CDMX. México, el mayor exportador de aguacate del mundo, ha convertido este fruto en un símbolo de orgullo nacional. Pero detrás del llamado “oro verde” se oculta una verdad incómoda: Decenas de huertas que abastecen el mercado asiático pertenecen a dos de los narcotraficantes más sanguinarios del país.
Sus nombres: José de Jesús Méndez Vargas, “El Chango”, fundador de La Familia Michoacana; y Manuel Fernández Valencia, “La Puerca”, operador del Cártel de Sinaloa. Ambos cuentan con registro oficial y permiso de exportación a China desde 2020.
De acuerdo a reportes: “El Chango” y “La Puerca” poseen más de 50 huertas distribuidas en los municipios michoacanos de Uruapan, Tancítaro, Salvador Escalante, Tacámbaro y Ario de Rosales.
En conjunto, suman 500 hectáreas registradas ante la Secretaría de Agricultura y Desarrollo Rural (Sader) y el Servicio Nacional de Sanidad, Inocuidad y Calidad Agroalimentaria (Senasica), con autorización expresa para vender a la República Popular China desde febrero de 2020. Entre los predios destacan La Mora 1, La Mora 36 y La Mora 37, ubicados en Tancítaro, el corazón de la zona aguacatera.
Con más de 40 hectáreas cada uno, estos huertos aparecen en la lista oficial de exportación, con números de registro HUE08160830190, HUE08160839077 y HUE081- 60839078. Cada año, cientos de toneladas de aguacate salen de estas tierras con destino a los supermercados y mesas chinas.
CAPO CON PERMISO PARA EXPORTAR
El Chango Méndez fue detenido en 2011 por la extinta Policía Federal y sentenciado a 45 años por delincuencia organizada.
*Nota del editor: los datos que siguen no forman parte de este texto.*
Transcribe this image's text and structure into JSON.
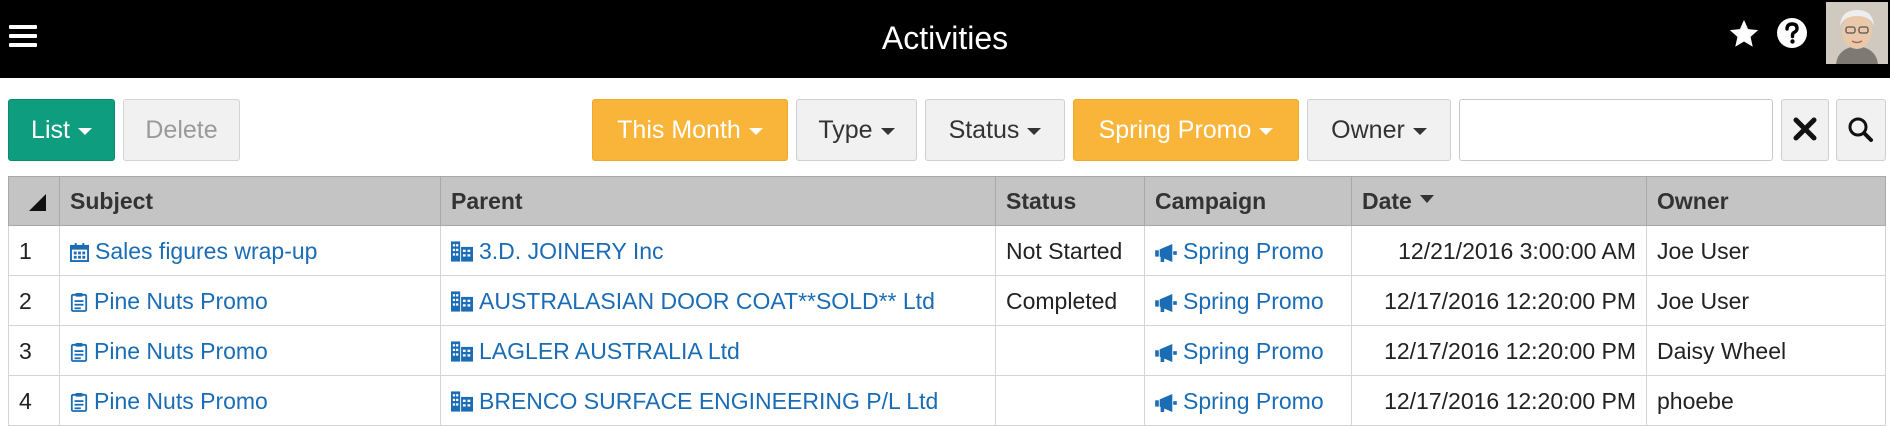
{
  "header": {
    "title": "Activities"
  },
  "toolbar": {
    "list_label": "List",
    "delete_label": "Delete",
    "filters": {
      "date": "This Month",
      "type": "Type",
      "status": "Status",
      "campaign": "Spring Promo",
      "owner": "Owner"
    },
    "search": {
      "value": "",
      "placeholder": ""
    }
  },
  "colors": {
    "topbar": "#000000",
    "accent_green": "#0f9d7f",
    "active_filter": "#f8b53a",
    "link": "#1a6cb5",
    "header_bg": "#c4c4c4"
  },
  "table": {
    "columns": [
      "Subject",
      "Parent",
      "Status",
      "Campaign",
      "Date",
      "Owner"
    ],
    "rows": [
      {
        "num": "1",
        "subject": "Sales figures wrap-up",
        "subject_icon": "calendar-icon",
        "parent": "3.D. JOINERY Inc",
        "status": "Not Started",
        "campaign": "Spring Promo",
        "date": "12/21/2016 3:00:00 AM",
        "owner": "Joe User"
      },
      {
        "num": "2",
        "subject": "Pine Nuts Promo",
        "subject_icon": "clipboard-icon",
        "parent": "AUSTRALASIAN DOOR COAT**SOLD** Ltd",
        "status": "Completed",
        "campaign": "Spring Promo",
        "date": "12/17/2016 12:20:00 PM",
        "owner": "Joe User"
      },
      {
        "num": "3",
        "subject": "Pine Nuts Promo",
        "subject_icon": "clipboard-icon",
        "parent": "LAGLER AUSTRALIA Ltd",
        "status": "",
        "campaign": "Spring Promo",
        "date": "12/17/2016 12:20:00 PM",
        "owner": "Daisy Wheel"
      },
      {
        "num": "4",
        "subject": "Pine Nuts Promo",
        "subject_icon": "clipboard-icon",
        "parent": "BRENCO SURFACE ENGINEERING P/L Ltd",
        "status": "",
        "campaign": "Spring Promo",
        "date": "12/17/2016 12:20:00 PM",
        "owner": "phoebe"
      }
    ]
  }
}
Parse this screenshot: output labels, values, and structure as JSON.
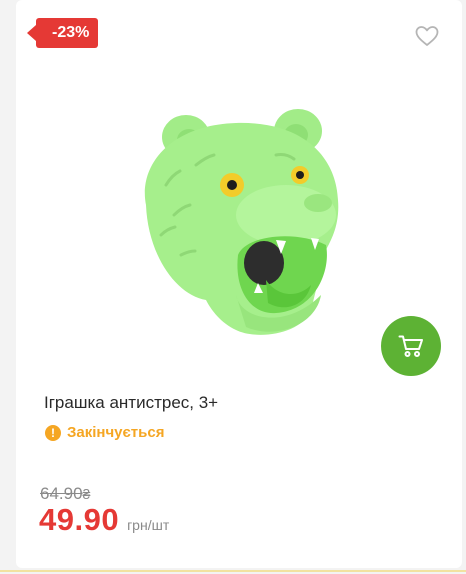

Durante su interrogatorio, confesó sin tapujos: “Me dedicaba a la agricultura y también al tráfico de drogas”. Sin embargo, ni su historial criminal ni su reclusión impidieron que, en 2020, el gobierno de López Obrador le otorgara el estatus de exportador legal. A principios de 2025, Méndez Vargas fue extraditado a Estados Unidos, donde enfrenta cargos por tráfico de cocaína y metanfetaminas. Pero su negocio de aguacates sigue en pie, operado por testaferros y socios, con la bendición de las autoridades mexicanas.
LAVADO VERDE
No es un caso aislado. Autoridades federales han documentado que los cárteles de Michoacán, desde La Familia Michoacana hasta Los Caballeros Templarios y el Cártel de Sinaloa, invirtieron sus ganancias del narcotráfico en la compra de huertas de limón, melón, mango y, sobre todo, aguacate.